KLENTENG TJOE AN KIONG LASEM
DAN
DEWATA PELINDUNG PELAUT
TIAN SHANG SHENG MU
Tian Shang Sheng Mu ( Thian Siang Sing Bo – Hokkian ) dikenal juga dengan sebutan Ma Zu atau Tian Hou. Tian Shang Sheng Mu adalah seorang wanita yang pernah hidup di daerah Fu Jian, tepatnya di pulau Mei Zhou dekat Pu Tian, namanya Lin Mo Niang (Lim Bik Nio-Hokkian). Ayahnya Lin Yuan, pernah menduduki jabatan sebagai ” Pengurus ” di Propinsi Fu-Jian.
Karena kehidupannya yang sederhana dan gemar berbuat kebaikan, orang menyebutnya sebagai ”Lin San Ren” yang berarti ”Lin, orang yang baik”, Mo Niang dilahirkan pada masa pemerintahan Kaisar Tai Zu dari Dinasti Song Utara, tahun Jian Long pertama, bulan 3 tanggal 23 Imlik, ( tahun 960 Masehi ) malam hari. Selama sebulan sejak dilahirkan, ia tidak pernah menangis sama sekali, sebab itulah ayahnya memberi nama ”Mo Niang” kepadanya ” Mo Niang ” Huruf ”Mo” berarti ”diam” .
Sejak kecil Lin Mo Niang ( Lim Bik Nio – Hokkin ) telah menujukkan kecerdasan yang luar biasa. Pada usia 7 tahun ia telah masuk sekolah, dan semua pelajaran yang telah diterima tidak pernah dilupakan. Kecuali belajar, ia juga tekun sekali bersembahyang. Ia sangat berbakti pada orang tuanya, dan suka menolong tetangga-tetangganya yang sedang dirundung malang. Sebab itu penduduk desa sangat menghormatinya.
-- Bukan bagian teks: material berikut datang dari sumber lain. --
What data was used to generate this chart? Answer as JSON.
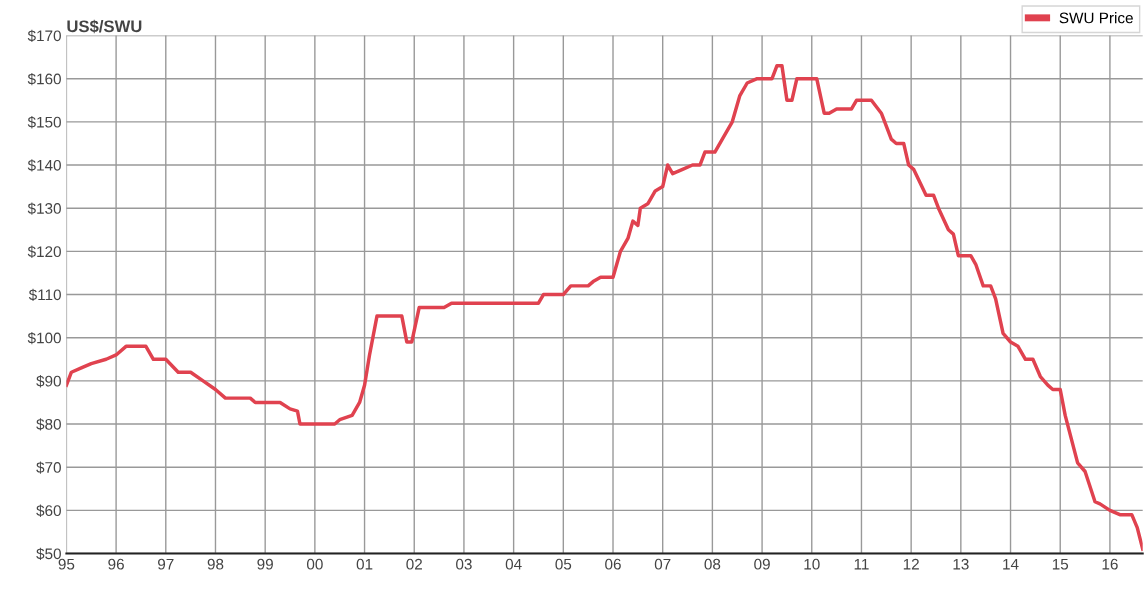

Konon Tai Shang Lao Jun memberikan sebuah kitab suci rahasia. Dari kitab itulah kemudian Lin Mo Niang belajar banyak ilmu gaib untuk mengusir roh-roh jahat dan menolong para nelayan yang sedang mengalami musibah ditengah lautan. Ia faham sekali ilmu falak dan peredaran cuaca, sebab itu ia dapat mendatangkan hujan pada saat kekeringan. Kehidupan ditepi laut menempanya menjadi seorang gadis yang tak gentar menghadapi dahsyatnya gelombang dan angin taufan yang menghantui para pelaut. Kecuali itu, ia dapat juga menyembuhkan orang sakit, kemahirannya dalam pengobatan ini menyebabkan orang-orang desanya menyebutnya sebagai ” Ling Nu ” yang berarti ” gadis mukjijat ” , ” Long Nii ” atau ” gadis Naga ” dan ” Shen Gu ” atau bibi yang sakti ” .
Dalam legenda diceritakan, bahwa dalam usia 23 tahun, ia berhasil menaklukkan 2 siluman sakti yang menguasai pegunungan Tao Hua Shan. Ketua siluman itu, yaitu Qian Li Yan yang dapat melihat sejauh ribuan Li, dan Sun Feng Er yang dapat mendengar ribuan pal, akhirnya menjadi pengawalnya. Selanjutnya wanita sakti ini banyak membantu rakyat membasmi kejahatan dan menolong kapal-kapal yang diserang badai. Karena perbuatan-perbuatan mulia inilah namanya segera terkenanl diseluruh propinsi.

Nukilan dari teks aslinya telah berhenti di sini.